Une caractéristique de la Liturgie des Présanctifiés est qu'elle est un office du soir. Pourquoi les mercredis et vendredis, et pourquoi le soir ? Nous avons vu que la communion est nécessairement précédée d'une période de jeûne total. Or, justement, les mercredis et vendredis de Carême, l'Église prescrit une abstinence complète de nourriture jusqu'au coucher du soleil. Ainsi l’office de communion uni aux Vêpres vient combler l'attente manifestée par le jeûne jusqu’au soir.
Remarque 1 : La même logique s'applique aux Vigiles de Noël et de l'Épiphanie, qui sont aussi des jours de jeûne total et où, par conséquent, on célèbre l'Eucharistie unie aux Vêpres. Si toutefois la veille de ces fêtes tombe un samedi ou un dimanche, qui sont des jours d'Eucharistie, l'abstinence totale est avancée au vendredi. Autre exemple : si l'Annonciation tombe un jour de semaine du Carême, la célébration de l'Eucharistie est prescrite pour après Vêpres.
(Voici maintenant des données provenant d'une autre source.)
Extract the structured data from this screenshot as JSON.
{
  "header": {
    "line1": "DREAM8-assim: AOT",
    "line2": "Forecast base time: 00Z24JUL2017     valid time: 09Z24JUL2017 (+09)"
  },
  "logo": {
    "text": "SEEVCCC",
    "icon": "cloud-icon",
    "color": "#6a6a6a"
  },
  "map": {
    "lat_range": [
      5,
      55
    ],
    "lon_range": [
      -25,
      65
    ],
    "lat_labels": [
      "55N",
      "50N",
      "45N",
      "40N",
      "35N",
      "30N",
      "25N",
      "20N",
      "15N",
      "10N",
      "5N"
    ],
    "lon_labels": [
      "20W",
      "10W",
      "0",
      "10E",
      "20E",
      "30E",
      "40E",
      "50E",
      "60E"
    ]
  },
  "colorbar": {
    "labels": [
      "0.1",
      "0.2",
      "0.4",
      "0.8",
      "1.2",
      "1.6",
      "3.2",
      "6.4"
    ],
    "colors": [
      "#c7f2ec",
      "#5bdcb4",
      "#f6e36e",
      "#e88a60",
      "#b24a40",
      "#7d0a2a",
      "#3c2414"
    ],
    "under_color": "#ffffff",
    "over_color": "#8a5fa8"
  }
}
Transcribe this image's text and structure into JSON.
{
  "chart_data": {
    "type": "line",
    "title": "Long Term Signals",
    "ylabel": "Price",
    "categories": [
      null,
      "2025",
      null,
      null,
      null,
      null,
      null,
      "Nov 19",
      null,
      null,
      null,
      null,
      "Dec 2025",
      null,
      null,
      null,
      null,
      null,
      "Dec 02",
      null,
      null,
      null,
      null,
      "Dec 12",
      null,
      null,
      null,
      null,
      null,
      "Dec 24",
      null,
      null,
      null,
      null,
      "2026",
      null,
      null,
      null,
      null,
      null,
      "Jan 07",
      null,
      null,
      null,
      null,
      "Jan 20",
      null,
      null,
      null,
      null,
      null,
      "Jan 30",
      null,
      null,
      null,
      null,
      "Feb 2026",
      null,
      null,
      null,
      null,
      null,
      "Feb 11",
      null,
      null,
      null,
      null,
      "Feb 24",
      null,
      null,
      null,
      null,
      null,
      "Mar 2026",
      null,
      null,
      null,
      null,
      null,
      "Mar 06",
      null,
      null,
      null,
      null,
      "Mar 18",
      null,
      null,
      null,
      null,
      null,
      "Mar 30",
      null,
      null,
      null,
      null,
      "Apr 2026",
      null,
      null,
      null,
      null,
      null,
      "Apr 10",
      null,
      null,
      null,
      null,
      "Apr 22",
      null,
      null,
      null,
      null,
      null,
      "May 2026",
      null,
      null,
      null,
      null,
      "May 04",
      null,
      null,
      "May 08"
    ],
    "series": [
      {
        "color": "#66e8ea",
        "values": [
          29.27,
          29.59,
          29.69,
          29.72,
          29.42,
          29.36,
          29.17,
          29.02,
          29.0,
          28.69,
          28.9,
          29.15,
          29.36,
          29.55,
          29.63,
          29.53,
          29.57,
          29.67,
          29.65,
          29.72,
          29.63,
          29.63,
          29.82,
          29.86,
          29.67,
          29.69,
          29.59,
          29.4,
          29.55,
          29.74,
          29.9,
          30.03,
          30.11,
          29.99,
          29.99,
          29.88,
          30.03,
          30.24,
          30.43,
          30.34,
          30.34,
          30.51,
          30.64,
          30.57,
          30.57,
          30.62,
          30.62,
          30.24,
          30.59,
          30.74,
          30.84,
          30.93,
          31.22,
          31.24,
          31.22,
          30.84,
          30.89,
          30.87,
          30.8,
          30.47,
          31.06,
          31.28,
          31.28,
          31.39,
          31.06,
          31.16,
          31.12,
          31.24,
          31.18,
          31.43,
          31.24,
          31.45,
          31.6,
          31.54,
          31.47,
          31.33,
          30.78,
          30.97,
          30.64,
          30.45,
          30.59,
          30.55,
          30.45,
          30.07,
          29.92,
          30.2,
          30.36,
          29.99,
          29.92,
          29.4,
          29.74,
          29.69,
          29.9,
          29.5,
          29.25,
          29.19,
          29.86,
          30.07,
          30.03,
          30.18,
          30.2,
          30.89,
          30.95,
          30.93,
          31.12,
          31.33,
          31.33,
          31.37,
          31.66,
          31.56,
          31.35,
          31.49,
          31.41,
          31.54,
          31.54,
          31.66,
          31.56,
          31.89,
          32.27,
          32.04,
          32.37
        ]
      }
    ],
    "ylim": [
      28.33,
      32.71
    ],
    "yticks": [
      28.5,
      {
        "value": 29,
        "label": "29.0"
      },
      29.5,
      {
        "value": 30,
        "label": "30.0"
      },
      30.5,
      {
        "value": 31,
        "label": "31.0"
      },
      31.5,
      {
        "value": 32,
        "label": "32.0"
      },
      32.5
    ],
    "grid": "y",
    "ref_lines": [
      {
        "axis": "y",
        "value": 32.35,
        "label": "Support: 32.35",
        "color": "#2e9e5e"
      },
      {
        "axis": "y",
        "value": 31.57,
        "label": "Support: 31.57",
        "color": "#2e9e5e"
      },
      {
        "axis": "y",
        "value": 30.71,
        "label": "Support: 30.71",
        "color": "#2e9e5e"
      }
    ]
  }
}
Remarque 2 : dans la pratique actuelle, relativement récente, la célébration des Vêpres avec Présanctifiés est souvent avancée dans la matinée. Cet usage a l'inconvénient d’édulcorer l’esprit même du jeûne quadragésimal en enlevant au jeûne eucharistique sa superposition ascétique. Il garde malgré tout son intérêt pour nous introduire dans l’esprit du Carême : la communion comme soutien, pour nous fortifier dans notre effort, notre ascèse.
Je me limiterai à quelques points de repère, en me référant principalement au père Macaire (déjà cité).
Dans l'Église primitive, avant même l'élaboration du cycle du Carême, les chrétiens avaient coutume de prendre avec eux des Dons consacrés lors de la Liturgie du dimanche, pour communier chez eux les autres jours de la semaine. et usage s’est surtout répandu dans les milieux monastiques : les ermites, qui étaient souvent éloignés d’une église, emportaient avec eux des parcelles des Saints Dons, qui constituaient pour certains leur seule nourriture. Il s’agissait donc d’abord d’un usage privé.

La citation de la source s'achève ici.